Edge cases the interview wants you to mention

  • Bulk update of 200 Accounts — one user, 200 records, one transaction. Should all 200 succeed or all fail? Answer depends on business — usually allow the bulk update because it’s a single user action.
  • Sandbox seed data — turn the rule off (Custom Setting bypass) for the data migration user.
  • Approval Process auto-updates — when an approval approves, Salesforce updates the record as the approver. Don’t block this.
  • Scheduled batch jobs — same as integration user; filter by Profile or User ID.
  • Time-zone gotchaDatetime.now() is server time (GMT). Display the “try again at HH:MM” in the user’s locale by passing through Datetime.formatGmt() or letting the UI handle it.

Anti-patterns

  • After-update with rollbackDatabase.rollback(sp) works but the user gets a confusing error. before update + addError() is the clean answer.
  • Comparing LastModifiedDate from Trigger.new — during save, the runtime may have already updated it. Use Trigger.oldMap.
  • Storing the constraint in a custom setting — fine for the value (60 minutes), wrong as the enforcement mechanism. Use a trigger.
  • Blocking all updates regardless of user — managers, system processes, and integrations break.
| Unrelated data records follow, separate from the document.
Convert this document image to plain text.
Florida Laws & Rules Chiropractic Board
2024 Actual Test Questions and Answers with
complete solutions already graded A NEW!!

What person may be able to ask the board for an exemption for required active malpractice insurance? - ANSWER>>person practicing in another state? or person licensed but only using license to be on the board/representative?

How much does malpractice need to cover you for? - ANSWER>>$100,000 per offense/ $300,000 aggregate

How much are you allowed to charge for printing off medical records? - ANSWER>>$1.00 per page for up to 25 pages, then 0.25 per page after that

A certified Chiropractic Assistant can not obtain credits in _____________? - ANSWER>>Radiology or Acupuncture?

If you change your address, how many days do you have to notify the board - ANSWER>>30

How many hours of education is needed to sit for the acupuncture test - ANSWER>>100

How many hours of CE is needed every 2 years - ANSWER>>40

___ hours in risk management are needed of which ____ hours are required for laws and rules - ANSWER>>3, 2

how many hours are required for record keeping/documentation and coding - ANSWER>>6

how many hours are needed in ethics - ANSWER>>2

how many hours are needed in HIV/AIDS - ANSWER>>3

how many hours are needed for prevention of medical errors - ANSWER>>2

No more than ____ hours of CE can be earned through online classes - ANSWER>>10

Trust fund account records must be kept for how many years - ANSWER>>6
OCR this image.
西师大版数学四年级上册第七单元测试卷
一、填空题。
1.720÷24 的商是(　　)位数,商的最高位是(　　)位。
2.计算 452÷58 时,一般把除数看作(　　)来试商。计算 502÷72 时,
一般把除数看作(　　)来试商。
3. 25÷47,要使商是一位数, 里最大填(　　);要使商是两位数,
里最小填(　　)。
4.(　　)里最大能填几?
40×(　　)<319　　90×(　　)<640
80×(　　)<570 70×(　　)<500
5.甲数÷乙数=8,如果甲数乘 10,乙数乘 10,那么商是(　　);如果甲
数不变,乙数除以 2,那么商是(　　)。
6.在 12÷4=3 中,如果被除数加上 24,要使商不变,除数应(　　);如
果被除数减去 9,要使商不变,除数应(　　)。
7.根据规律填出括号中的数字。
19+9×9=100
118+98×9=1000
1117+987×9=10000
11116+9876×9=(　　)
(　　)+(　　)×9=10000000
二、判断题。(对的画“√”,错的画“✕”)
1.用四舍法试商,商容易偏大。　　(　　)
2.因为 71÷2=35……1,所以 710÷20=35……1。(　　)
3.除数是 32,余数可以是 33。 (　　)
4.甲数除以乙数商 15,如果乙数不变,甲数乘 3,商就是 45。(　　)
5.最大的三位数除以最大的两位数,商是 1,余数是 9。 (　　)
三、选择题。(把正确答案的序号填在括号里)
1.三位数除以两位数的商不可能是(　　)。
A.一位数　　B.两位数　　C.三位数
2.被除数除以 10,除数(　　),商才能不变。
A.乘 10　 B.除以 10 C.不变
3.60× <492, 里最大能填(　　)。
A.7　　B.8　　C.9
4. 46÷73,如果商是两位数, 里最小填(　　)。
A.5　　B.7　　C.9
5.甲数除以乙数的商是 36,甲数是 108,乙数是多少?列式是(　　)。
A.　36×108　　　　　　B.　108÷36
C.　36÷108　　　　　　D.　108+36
How to answer in 30 seconds

“Before-update trigger on Account. Read Trigger.oldMap’s LastModifiedDate and LastModifiedById. If the modifier was the current user AND less than an hour ago, addError(). For a production-grade version, keep a custom Account_Update_Audit__c child object so the rate-limit is per-user-per-record and auditable.”

How to answer in 2 minutes

Show the basic LastModifiedDate version, then explain its three limitations (any field counts, no per-user accuracy when other users touch the record, no audit trail). Show the custom audit-object version. Mention the edge cases: bypass for integration users, approval-process updates, bulk updates by one user. End with the trade-off: a custom child object adds storage and a SOQL per save — fine for a low-volume object like Account, wasteful for high-throughput objects.

Likely follow-up questions

  • What if multiple users need different limits?
  • How would you bypass this for integration users?
  • What happens if a workflow rule or process builder updates the Account?
  • Could you do this in a Validation Rule instead?
  • How would you handle this in a Flow if there were no Apex?

Verified against: Apex Triggers — addError, UserInfo class, Datetime class. Last reviewed 2026-05-19.